Why litter bins are not always the answer
Ham Hill Country Park is a much-loved beauty spot in South Somerset and as a District Council, we want to preserve and keep it clean and tidy for everyone.
After a spate of anti-social littering at the site in the summers of 2017 and 2018, we were forced to rethink how to address an ever-increasing litter problem at the heritage site.
The Countryside Rangers were spending a huge amount of time managing litter, leaving less time to use their wide range of skills and knowledge to maintain the ecological environment and preserve the heritage of the country park. So, we made the decision to remove all litter bins from the site and encourage visitors to take their rubbish home and recycle what they can. The decision was met with some apprehension by both locals and visitors, who had concerns that the Country Park might become even more overwhelmed with litter. So was removing all the litter bins the right decision? Two years on, we asked our Countryside Team how the no bin policy is going.
Paul McNeill, Countryside Ranger said, “Yes, it has definitely been a good move. Before the removal of litter bins, they were always full in the honeypot areas around our site and if the bin was full, the rubbish bag went on the floor, next to the bin. If this was late afternoon, then badger and fox would kindly distribute it that night ready for the next day. We tried putting notices on the bins asking people to take their litter home if the bin was full, but to no avail. We also tried putting in recycling bins in the well-used areas but these were just used as litter bins too.
In 2017 and 2018, we carried out a survey and weighed rubbish collections from both general and dog waste bins; we collected a whopping eight tonnes and 16.25 tonnes a year respectively. All this waste went to landfill and wasn’t separated, which was a shame from an environmental standpoint. We did some research, and contacted other parks we knew had removed their bins.
We decided to go ahead and remove our litter bins but did not announce it; we just came in early one morning (June 13th 2019) and took them all away. On the same day, we did a Facebook campaign asking people to take their litter home and explained that we could not recycle it, but they could. We told them how much litter was generated at the park annually, how we wanted to reduce it and send less to landfill, and we needed their help to achieve it.
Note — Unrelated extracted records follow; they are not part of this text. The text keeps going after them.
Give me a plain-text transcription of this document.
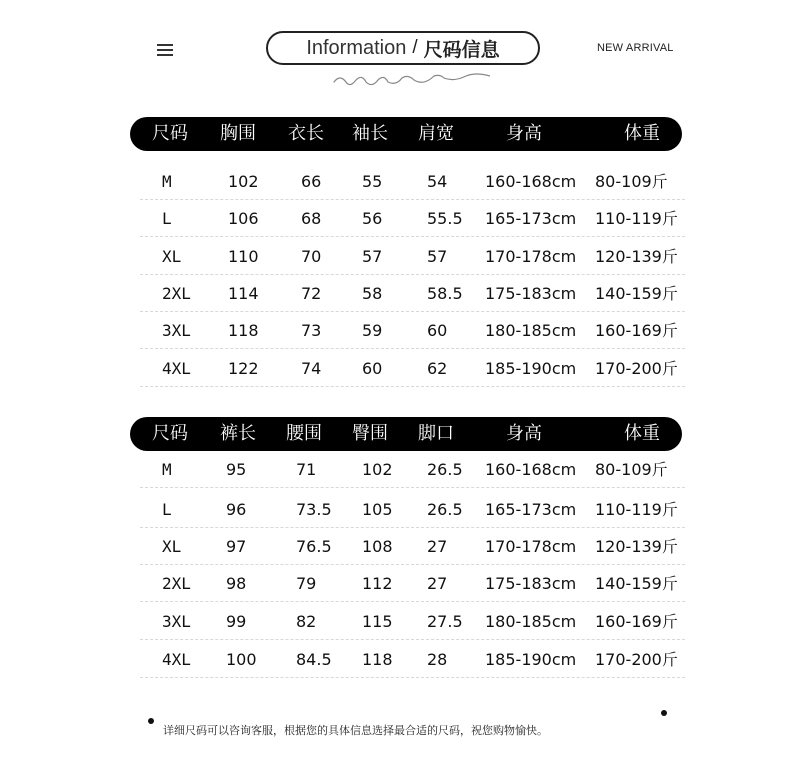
Information / 尺码信息	NEW ARRIVAL
尺码 胸围 衣长 袖长 肩宽	身高	体重
M	102	66	55	54 160-168cm 80-109斤
L	106	68	56	55.5 165-173cm 110-119斤
XL	110	70	57	57 170-178cm 120-139斤
2XL 114	72	58	58.5 175-183cm 140-159斤
3XL 118	73	59	60 180-185cm 160-169斤
4XL 122	74	60	62 185-190cm 170-200斤
尺码 裤长 腰围 臀围 脚口	身高	体重
M	95	71	102 26.5 160-168cm 80-109斤
L	96	73.5 105 26.5 165-173cm 110-119斤
XL	97	76.5 108 27 170-178cm 120-139斤
2XL 98	79	112 27 175-183cm 140-159斤
3XL 99	82	115 27.5 180-185cm 160-169斤
4XL 100 84.5 118 28 185-190cm 170-200斤
详细尺码可以咨询客服，根据您的具体信息选择最合适的尺码，祝您购物愉快。
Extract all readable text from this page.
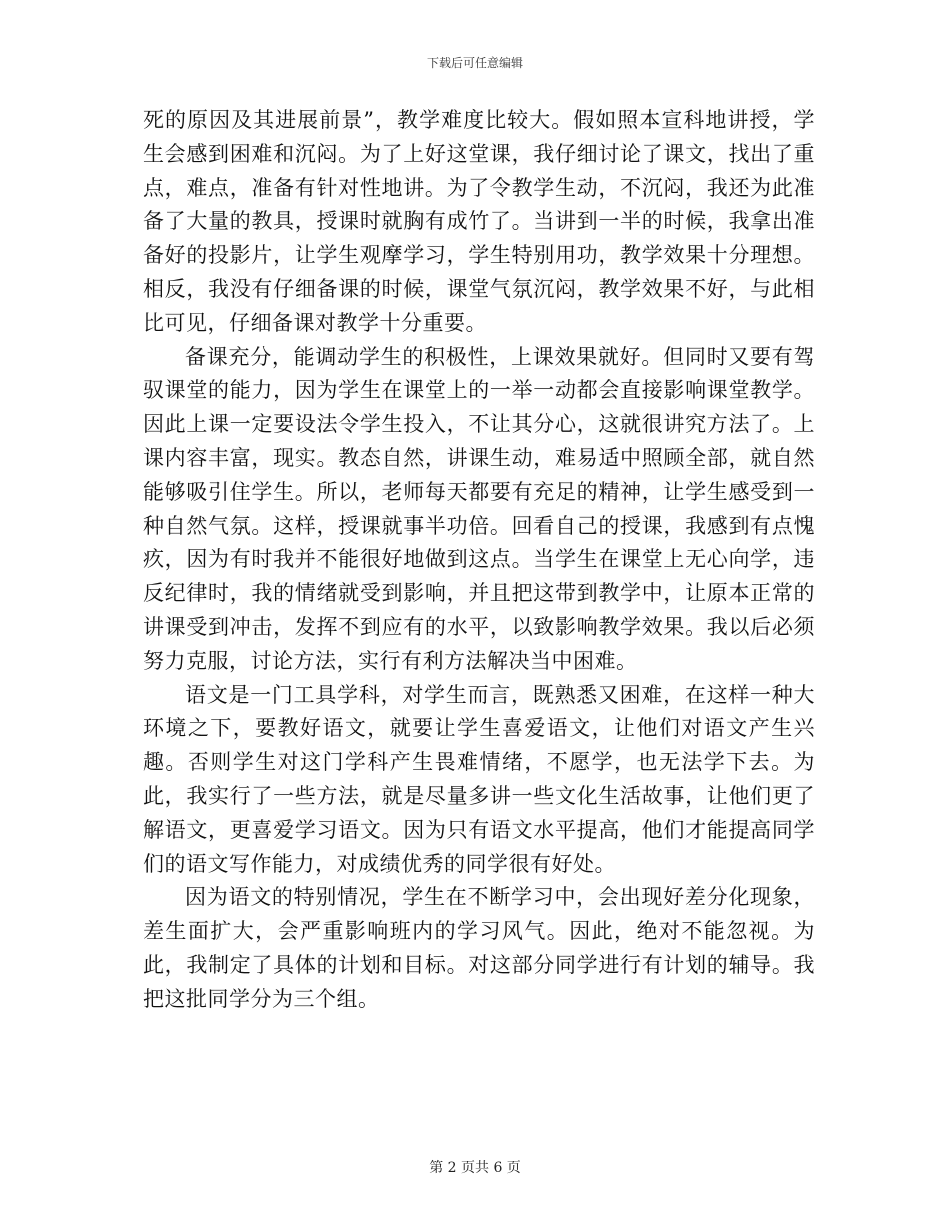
下载后可任意编辑

死的原因及其进展前景”，教学难度比较大。假如照本宣科地讲授，学生会感到困难和沉闷。为了上好这堂课，我仔细讨论了课文，找出了重点，难点，准备有针对性地讲。为了令教学生动，不沉闷，我还为此准备了大量的教具，授课时就胸有成竹了。当讲到一半的时候，我拿出准备好的投影片，让学生观摩学习，学生特别用功，教学效果十分理想。相反，我没有仔细备课的时候，课堂气氛沉闷，教学效果不好，与此相比可见，仔细备课对教学十分重要。

备课充分，能调动学生的积极性，上课效果就好。但同时又要有驾驭课堂的能力，因为学生在课堂上的一举一动都会直接影响课堂教学。因此上课一定要设法令学生投入，不让其分心，这就很讲究方法了。上课内容丰富，现实。教态自然，讲课生动，难易适中照顾全部，就自然能够吸引住学生。所以，老师每天都要有充足的精神，让学生感受到一种自然气氛。这样，授课就事半功倍。回看自己的授课，我感到有点愧疚，因为有时我并不能很好地做到这点。当学生在课堂上无心向学，违反纪律时，我的情绪就受到影响，并且把这带到教学中，让原本正常的讲课受到冲击，发挥不到应有的水平，以致影响教学效果。我以后必须努力克服，讨论方法，实行有利方法解决当中困难。

语文是一门工具学科，对学生而言，既熟悉又困难，在这样一种大环境之下，要教好语文，就要让学生喜爱语文，让他们对语文产生兴趣。否则学生对这门学科产生畏难情绪，不愿学，也无法学下去。为此，我实行了一些方法，就是尽量多讲一些文化生活故事，让他们更了解语文，更喜爱学习语文。因为只有语文水平提高，他们才能提高同学们的语文写作能力，对成绩优秀的同学很有好处。

因为语文的特别情况，学生在不断学习中，会出现好差分化现象，差生面扩大，会严重影响班内的学习风气。因此，绝对不能忽视。为此，我制定了具体的计划和目标。对这部分同学进行有计划的辅导。我把这批同学分为三个组。

第 2 页共 6 页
Overall, we have reduced the amount of litter at Ham Hill by over 81% compared to 2018, and we’ve given people the opportunity to contribute to the wellbeing of this much loved site and its wildlife. It’s a win-win situation, as we now save about six man hours a week not spent clearing out bins, which is nearly six weeks of someone’s time annually, extra valuable time where the team can manage the site for our visitors and wildlife. This year, we only expect to see around 1.5 tonnes of litter at the site.”
SSDC Portfolio Holder for Environment Councillor Sarah Dyke added, “The removal of bins at Ham Hill has proved the right decision. Essentially, visitors to Ham Hill have to take items that generate waste there, so there is no excuse not to take the waste away again, and recycle what they can at home. We believe the vast majority of visitors respect our no bins policy and do everything in their power to preserve this wonderful environment, by leaving no trace and respecting the wonderful visitor destination that Ham Hill is.”
Thank you for taking your litter home from Ham Hill, or doing your bit by litter picking from our new Countryside Charity sponsored 2minute litter pick station that encourages visitors to help look after the site you love.
Chard Reservoir only has waste bins at the anglers car park for overnight anglers to dispose of their waste. There are no plans to remove the bins at Yeovil Country Park as the site is too near the town centre for bin removal to be effective.